With one new worker a day (including today), while two of my regulars are on holiday, I am bombarded with being laughed at, mocked, made to be a punch line or told what my reality SHOULD be. ‘Time for dinner!’ my worker says at 2:30 in the afternoon.

“No, time for breakfast, as I just got up.”

“Breakfast?!” with a peal of laughter, “Far too late for that.” She was not good in adapting herself to her client (me!). Good workers do, bad workers would have us all be disabled obedient robots, eating at the same time, having the same problems and the same solutions.

The thing my regulars know is that ‘The schedule follows the body which follows the disease.’ – and when I get up, there are things I need with my first meal, which is breakfast, whether that is as 2:00 am or 8 pm. If keeping a strict schedule of ‘wake now’, ‘eat now’, ‘go out now’ would keep me functioning better and living longer I would do it. But at a point in the disease, when ‘will power’ can’t make someone with MS not have a spasm, or someone with Parkinson’s not have fog, it can’t make me have the 9-5 life either. I follow the disease so that I can live the best quality of life while not dying. And it has kept me in the 'not permanently dead' area so far.

While I am in need of care, I am not a person who is morally weak or weak in intent or purpose. My body is not ‘failing’ any more than you are ‘failing’ by growing a day older (people have loss of function in old age too). True, it does not function anymore, and some systems are not working correctly, but I am not a disposable person, a discard. There is no need to wish you COULD HAVE known me when I am still here.
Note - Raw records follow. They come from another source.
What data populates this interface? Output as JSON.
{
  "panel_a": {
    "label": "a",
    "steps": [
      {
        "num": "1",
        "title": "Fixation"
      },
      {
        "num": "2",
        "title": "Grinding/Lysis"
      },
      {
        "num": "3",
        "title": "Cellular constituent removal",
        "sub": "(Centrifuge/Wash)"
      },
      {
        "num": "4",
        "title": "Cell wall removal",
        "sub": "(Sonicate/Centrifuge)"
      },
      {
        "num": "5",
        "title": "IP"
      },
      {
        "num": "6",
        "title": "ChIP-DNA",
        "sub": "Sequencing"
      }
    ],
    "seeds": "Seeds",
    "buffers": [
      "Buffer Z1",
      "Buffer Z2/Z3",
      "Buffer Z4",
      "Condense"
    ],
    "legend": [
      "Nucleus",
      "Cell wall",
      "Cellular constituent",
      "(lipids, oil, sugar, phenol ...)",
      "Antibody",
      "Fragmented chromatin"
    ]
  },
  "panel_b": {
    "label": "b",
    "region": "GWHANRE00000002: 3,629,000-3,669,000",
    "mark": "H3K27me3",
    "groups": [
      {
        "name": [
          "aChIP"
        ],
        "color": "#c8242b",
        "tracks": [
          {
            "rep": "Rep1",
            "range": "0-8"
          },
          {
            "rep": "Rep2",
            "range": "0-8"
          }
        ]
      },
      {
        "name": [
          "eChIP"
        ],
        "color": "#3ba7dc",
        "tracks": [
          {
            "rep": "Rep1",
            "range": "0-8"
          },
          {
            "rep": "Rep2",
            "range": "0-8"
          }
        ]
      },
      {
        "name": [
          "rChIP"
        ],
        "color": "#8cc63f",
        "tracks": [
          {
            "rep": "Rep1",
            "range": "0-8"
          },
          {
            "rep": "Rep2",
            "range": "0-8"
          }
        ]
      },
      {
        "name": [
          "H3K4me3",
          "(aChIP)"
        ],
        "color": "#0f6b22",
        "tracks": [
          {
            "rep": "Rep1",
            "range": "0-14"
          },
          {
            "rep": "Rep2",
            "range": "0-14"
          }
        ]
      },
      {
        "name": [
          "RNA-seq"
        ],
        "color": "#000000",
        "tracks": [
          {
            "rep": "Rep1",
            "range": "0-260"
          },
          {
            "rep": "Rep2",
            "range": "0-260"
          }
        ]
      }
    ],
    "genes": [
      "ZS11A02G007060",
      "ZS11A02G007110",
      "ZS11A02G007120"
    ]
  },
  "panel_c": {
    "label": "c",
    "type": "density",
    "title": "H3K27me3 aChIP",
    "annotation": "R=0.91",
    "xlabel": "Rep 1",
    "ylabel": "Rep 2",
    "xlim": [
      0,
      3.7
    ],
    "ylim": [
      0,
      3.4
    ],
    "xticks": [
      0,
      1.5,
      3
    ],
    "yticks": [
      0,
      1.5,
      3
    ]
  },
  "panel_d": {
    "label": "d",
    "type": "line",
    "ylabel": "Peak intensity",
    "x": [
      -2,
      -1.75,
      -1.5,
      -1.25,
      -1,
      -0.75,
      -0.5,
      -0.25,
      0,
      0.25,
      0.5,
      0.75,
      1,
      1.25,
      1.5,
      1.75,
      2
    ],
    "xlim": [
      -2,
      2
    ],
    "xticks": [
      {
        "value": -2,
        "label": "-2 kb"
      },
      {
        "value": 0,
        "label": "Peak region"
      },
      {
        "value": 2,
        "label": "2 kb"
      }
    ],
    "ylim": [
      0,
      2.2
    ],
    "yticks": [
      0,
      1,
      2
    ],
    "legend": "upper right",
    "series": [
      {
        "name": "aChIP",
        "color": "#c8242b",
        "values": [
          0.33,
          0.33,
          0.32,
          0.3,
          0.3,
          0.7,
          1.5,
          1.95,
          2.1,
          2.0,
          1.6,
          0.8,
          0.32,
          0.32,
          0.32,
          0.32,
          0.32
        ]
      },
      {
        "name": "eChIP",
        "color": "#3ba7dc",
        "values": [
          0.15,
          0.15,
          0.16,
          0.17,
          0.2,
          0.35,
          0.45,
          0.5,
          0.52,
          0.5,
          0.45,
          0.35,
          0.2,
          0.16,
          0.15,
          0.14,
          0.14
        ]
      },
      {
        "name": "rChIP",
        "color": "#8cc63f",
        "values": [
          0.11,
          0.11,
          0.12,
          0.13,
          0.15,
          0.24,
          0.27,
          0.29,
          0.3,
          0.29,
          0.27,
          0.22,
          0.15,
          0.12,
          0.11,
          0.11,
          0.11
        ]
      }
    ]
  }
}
A person who is unable or unwilling to give value to my words by lack of waiting to hear them due to my being speech impaired, reveals how that person judges others: superficially.

In a turn about, I woke yesterday not with ‘word salad’ (where I know what I am saying, or sometimes not, but it comes out as words that don’t connect or make sense), but where everyone else had word salad. Or more likely, where I had scrambling connecting my hearing to the language center. But to sit and hear Linda in earnest telling me ‘drub libble scan turolo blat, ver iplico snlort!” convinced me that I could likely assist her speech best by going back to sleep. Three hours later, she was cured (she claims that she was speaking normally). I nod reassuringly, as advised by all the pamphlets on ‘care’, and then converse over her head.